For each subject evaluated, a database of spacer groups
was generated, and databases were compared to determine shared spacer groups and to create heatmaps using Java Treeview [43]. Spacer heat matrices were created using Microsoft Excel 2007 (Microsoft Corp., Redman, WA). Beta diversity was determined using binary Sorensen distances, and was used as input for principal coordinates analysis using Qiime [44]. Spacers from each subject were Selleck INK1197 subjected to BLASTN [34] analysis based on the NCBI Non-redundant database. Hits were considered significant based on bit scores ≥45, which roughly correlates to 2 nucleotide differences over the length of a 30 nucleotide spacer. The number of blast homologues then were normalized for each subject, and heatmaps were created using Java Treeview [43]. Spacers also were queried against www.selleckchem.com/products/Vorinostat-saha.html the loci present in the CRISPR Database [38] or other specified metagenomic datasets, and only spacers that were identical or had a single mismatch over the entire length of the spacer were considered matches. CRISPR spacers for each subject were used to search a database of the virome reads for matches from all viromes combined, and the number of spacer matches per virome read was used to create
heatmaps. The heatmaps were normalized by the total number of spacer matches per virome read, and were generated using Java Treeview [43]. Rarefaction analysis was performed based on spacer group richness estimates of 10,000 iterations using EcoSim [45]. CRISPR loci were reassembled from reads that had a minimum of 2 full spacer sequences flanked by
full-length repeat motifs. Each locus was reassembled based on matching adjacent spacers, in which reads were only assembled into loci if their adjacent spacers were present in the same combination Phloretin in at least 75% of the reads assessed. Isolation and analysis of viromes Saliva from human subjects was filtered sequentially through 0.45 μ and 0.2 μ filters to remove cellular debris, and the remaining fraction purified on a cesium chloride gradient as previously described [8]. Only the fraction at the density of most known viruses [46] was retained; it was then further purified on Amicon YM-100 protein purification columns (Millipore, Inc., Bellerica, MA), and treated with DNASE I, followed by lysis and DNA purification using Qiagen UltraSens virus kit (Qiagen, Valencia, CA).

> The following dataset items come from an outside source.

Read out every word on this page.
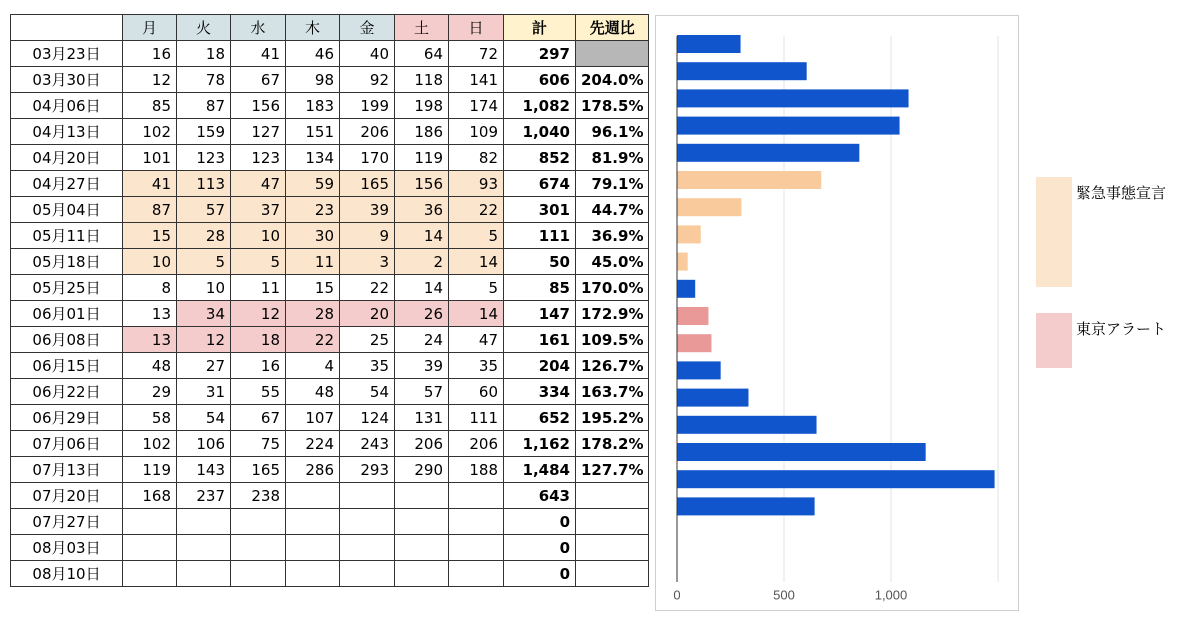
	月	火	水	木	金	土	日	計	先週比
03月23日	16	18	41	46	40	64	72	297	
03月30日	12	78	67	98	92	118	141	606	204.0%
04月06日	85	87	156	183	199	198	174	1,082	178.5%
04月13日	102	159	127	151	206	186	109	1,040	96.1%
04月20日	101	123	123	134	170	119	82	852	81.9%
04月27日	41	113	47	59	165	156	93	674	79.1%
05月04日	87	57	37	23	39	36	22	301	44.7%
05月11日	15	28	10	30	9	14	5	111	36.9%
05月18日	10	5	5	11	3	2	14	50	45.0%
05月25日	8	10	11	15	22	14	5	85	170.0%
06月01日	13	34	12	28	20	26	14	147	172.9%
06月08日	13	12	18	22	25	24	47	161	109.5%
06月15日	48	27	16	4	35	39	35	204	126.7%
06月22日	29	31	55	48	54	57	60	334	163.7%
06月29日	58	54	67	107	124	131	111	652	195.2%
07月06日	102	106	75	224	243	206	206	1,162	178.2%
07月13日	119	143	165	286	293	290	188	1,484	127.7%
07月20日	168	237	238					643	
07月27日								0	
08月03日								0	
08月10日								0	
0	500	1,000
緊急事態宣言
東京アラート
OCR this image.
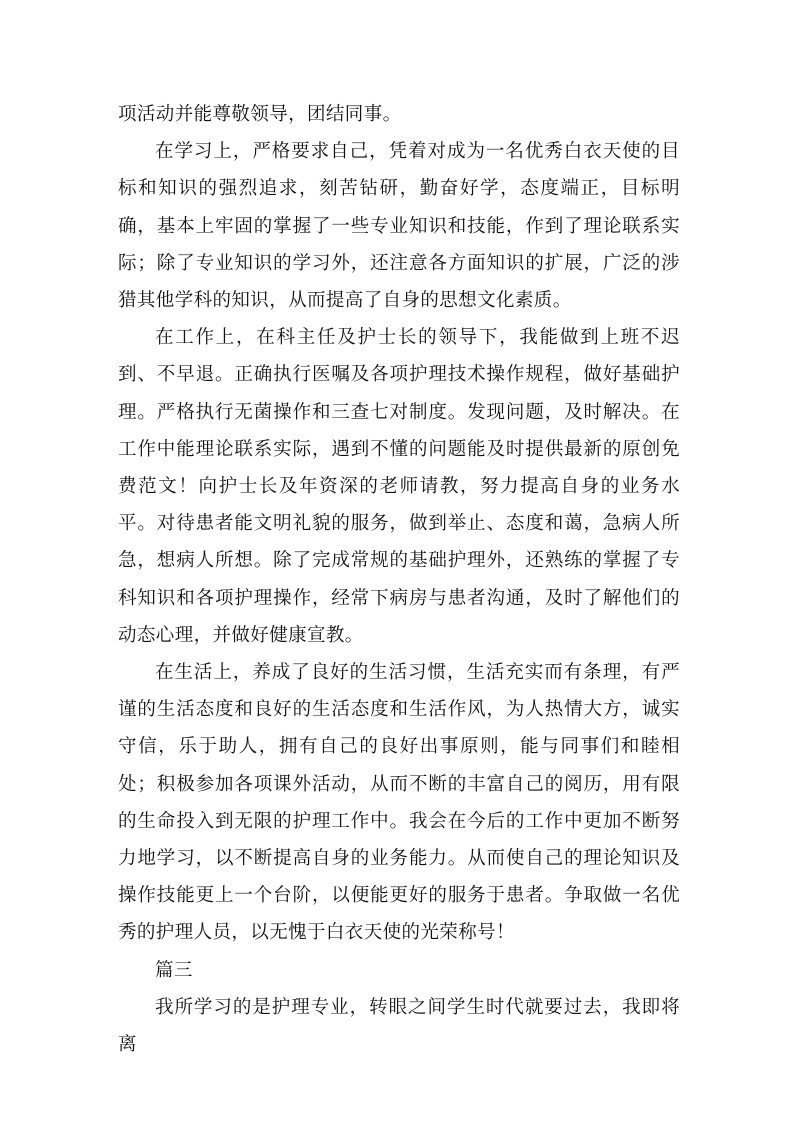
项活动并能尊敬领导，团结同事。

在学习上，严格要求自己，凭着对成为一名优秀白衣天使的目标和知识的强烈追求，刻苦钻研，勤奋好学，态度端正，目标明确，基本上牢固的掌握了一些专业知识和技能，作到了理论联系实际；除了专业知识的学习外，还注意各方面知识的扩展，广泛的涉猎其他学科的知识，从而提高了自身的思想文化素质。

在工作上，在科主任及护士长的领导下，我能做到上班不迟到、不早退。正确执行医嘱及各项护理技术操作规程，做好基础护理。严格执行无菌操作和三查七对制度。发现问题，及时解决。在工作中能理论联系实际，遇到不懂的问题能及时提供最新的原创免费范文！向护士长及年资深的老师请教，努力提高自身的业务水平。对待患者能文明礼貌的服务，做到举止、态度和蔼，急病人所急，想病人所想。除了完成常规的基础护理外，还熟练的掌握了专科知识和各项护理操作，经常下病房与患者沟通，及时了解他们的动态心理，并做好健康宣教。

在生活上，养成了良好的生活习惯，生活充实而有条理，有严谨的生活态度和良好的生活态度和生活作风，为人热情大方，诚实守信，乐于助人，拥有自己的良好出事原则，能与同事们和睦相处；积极参加各项课外活动，从而不断的丰富自己的阅历，用有限的生命投入到无限的护理工作中。我会在今后的工作中更加不断努力地学习，以不断提高自身的业务能力。从而使自己的理论知识及操作技能更上一个台阶，以便能更好的服务于患者。争取做一名优秀的护理人员，以无愧于白衣天使的光荣称号！

篇三

我所学习的是护理专业，转眼之间学生时代就要过去，我即将离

Resulting DNA was amplified using Capmatinib nmr GenomiPhi V2 MDA amplification (GE Healthcare, Pittsburgh, PA), fragmented to roughly 100 to 200 bp using a Bioruptor (Diagenode, Denville, NJ), constructed into libraries using the Ion Plus Fragment Library Kit according to manufacturer’s instructions, and sequenced using 316 chips on an Ion Torrent PGM (Life Technologies, Grand Island, NY) [36] producing an average read length of approximately 100 bp for each sample. Each read was trimmed according to modified Phred scores of 0.5 using CLC Genomics Workbench 4.